Posted: Sep 3, 2009 1:18 PM by Anastaiya Bolton
If you were looking for food at the Smith-Donovan estate, some geese and ducks that live there would seem like a good, easy dinner.
They've even been a proven success.
"We see a lot of coyotes out here," property owner Scott Donovan said. "We've had, last winter, all of our ducks and geese were eliminated."
But over the weekend, something was looking for a bigger meal.
"I was about to ride him and I saw the scratches on him," said 9 year-old Haley Smith, Donovan's step-daughter, who rides and takes care of Donovan, the horse.
She says she knows the difference between scratches Donovan got this weekend, and the injuries he received from other horses on the property.
"This cut up here was open. That's [the] one we put the most medicine on," Haley said pointing at a large scratch. "He has kick marks here because the other horses don't like him. Something tried to eat him."

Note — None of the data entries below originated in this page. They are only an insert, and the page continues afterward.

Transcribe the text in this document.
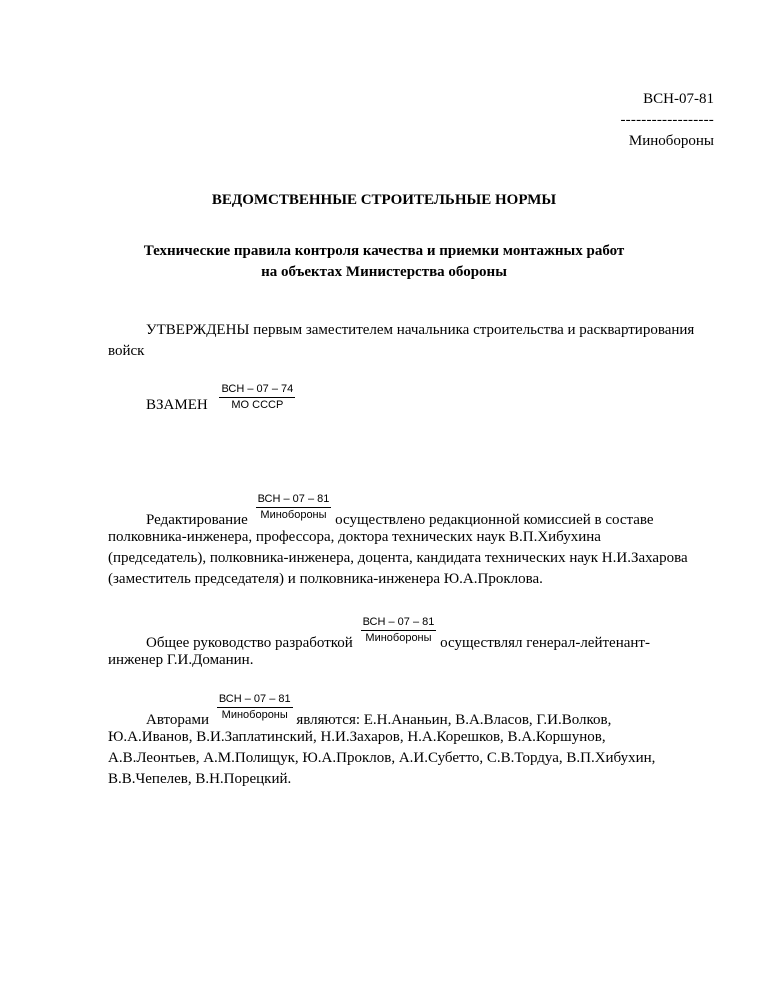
ВСН-07-81
------------------
Минобороны
ВЕДОМСТВЕННЫЕ СТРОИТЕЛЬНЫЕ НОРМЫ
Технические правила контроля качества и приемки монтажных работ
на объектах Министерства обороны
УТВЕРЖДЕНЫ первым заместителем начальника строительства и расквартирования
войск
ВЗАМЕН $\frac{\text{ВСН – 07 – 74}}{\text{МО СССР}}$
Редактирование $\frac{\text{ВСН – 07 – 81}}{\text{Минобороны}}$ осуществлено редакционной комиссией в составе
полковника-инженера, профессора, доктора технических наук В.П.Хибухина
(председатель), полковника-инженера, доцента, кандидата технических наук Н.И.Захарова
(заместитель председателя) и полковника-инженера Ю.А.Проклова.
Общее руководство разработкой $\frac{\text{ВСН – 07 – 81}}{\text{Минобороны}}$ осуществлял генерал-лейтенант-
инженер Г.И.Доманин.
Авторами $\frac{\text{ВСН – 07 – 81}}{\text{Минобороны}}$ являются: Е.Н.Ананьин, В.А.Власов, Г.И.Волков,
Ю.А.Иванов, В.И.Заплатинский, Н.И.Захаров, Н.А.Корешков, В.А.Коршунов,
А.В.Леонтьев, А.М.Полищук, Ю.А.Проклов, А.И.Субетто, С.В.Тордуа, В.П.Хибухин,
В.В.Чепелев, В.Н.Порецкий.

Donovan was grazing alone one night, when something tried to pull a fast one.
"It looks like he got clawed down like this, you can see a nice little claw there, deep scratches here," Donovan said. "Looks like he was either scratched or bitten down around the middle of his hind leg. Looks like it came at him from this angle, whatever it was. I'm not quite sure what it was. It looks like a mountain lion."

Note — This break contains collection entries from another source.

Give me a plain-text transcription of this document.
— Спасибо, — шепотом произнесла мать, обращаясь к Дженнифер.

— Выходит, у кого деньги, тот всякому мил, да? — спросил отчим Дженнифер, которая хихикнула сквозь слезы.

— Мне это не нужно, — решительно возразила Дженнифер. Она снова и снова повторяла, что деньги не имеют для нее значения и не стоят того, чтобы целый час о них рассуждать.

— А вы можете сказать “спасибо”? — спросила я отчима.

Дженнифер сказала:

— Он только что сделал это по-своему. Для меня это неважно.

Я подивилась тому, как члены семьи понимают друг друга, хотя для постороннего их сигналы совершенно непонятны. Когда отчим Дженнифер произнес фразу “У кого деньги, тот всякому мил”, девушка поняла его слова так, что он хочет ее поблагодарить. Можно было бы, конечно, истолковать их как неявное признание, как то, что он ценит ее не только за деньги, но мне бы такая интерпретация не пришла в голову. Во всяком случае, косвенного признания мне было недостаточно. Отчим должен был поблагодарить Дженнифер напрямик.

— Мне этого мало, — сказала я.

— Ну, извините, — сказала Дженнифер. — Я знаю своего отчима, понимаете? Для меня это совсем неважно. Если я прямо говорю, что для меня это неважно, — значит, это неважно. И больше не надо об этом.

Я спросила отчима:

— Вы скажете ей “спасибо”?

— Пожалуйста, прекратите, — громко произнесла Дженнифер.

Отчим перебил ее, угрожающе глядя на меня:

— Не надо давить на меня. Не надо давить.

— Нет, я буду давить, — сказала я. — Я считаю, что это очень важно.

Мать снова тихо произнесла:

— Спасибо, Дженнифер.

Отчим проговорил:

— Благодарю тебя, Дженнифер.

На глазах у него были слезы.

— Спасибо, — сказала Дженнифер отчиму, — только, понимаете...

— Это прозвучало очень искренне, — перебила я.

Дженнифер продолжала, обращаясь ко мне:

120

No one in the family has seen the animal that attacked the horse.
They point not only to Donovan's injuries for proof, but also the print the accused aggressor left behind.
"There is no way a coyote would jump up and do that. They wouldn't even take on a horse. But I think if the situation was right for a mountain lion, the opportunity, I think it would do something like that," he said.
The Colorado Division of Wildlife is looking into the matter.
In the meantime, no one is playing out in the backyard at night, Haley and her 10 year-old sister Sierra included.
"Better safe than sorry," Donovan said.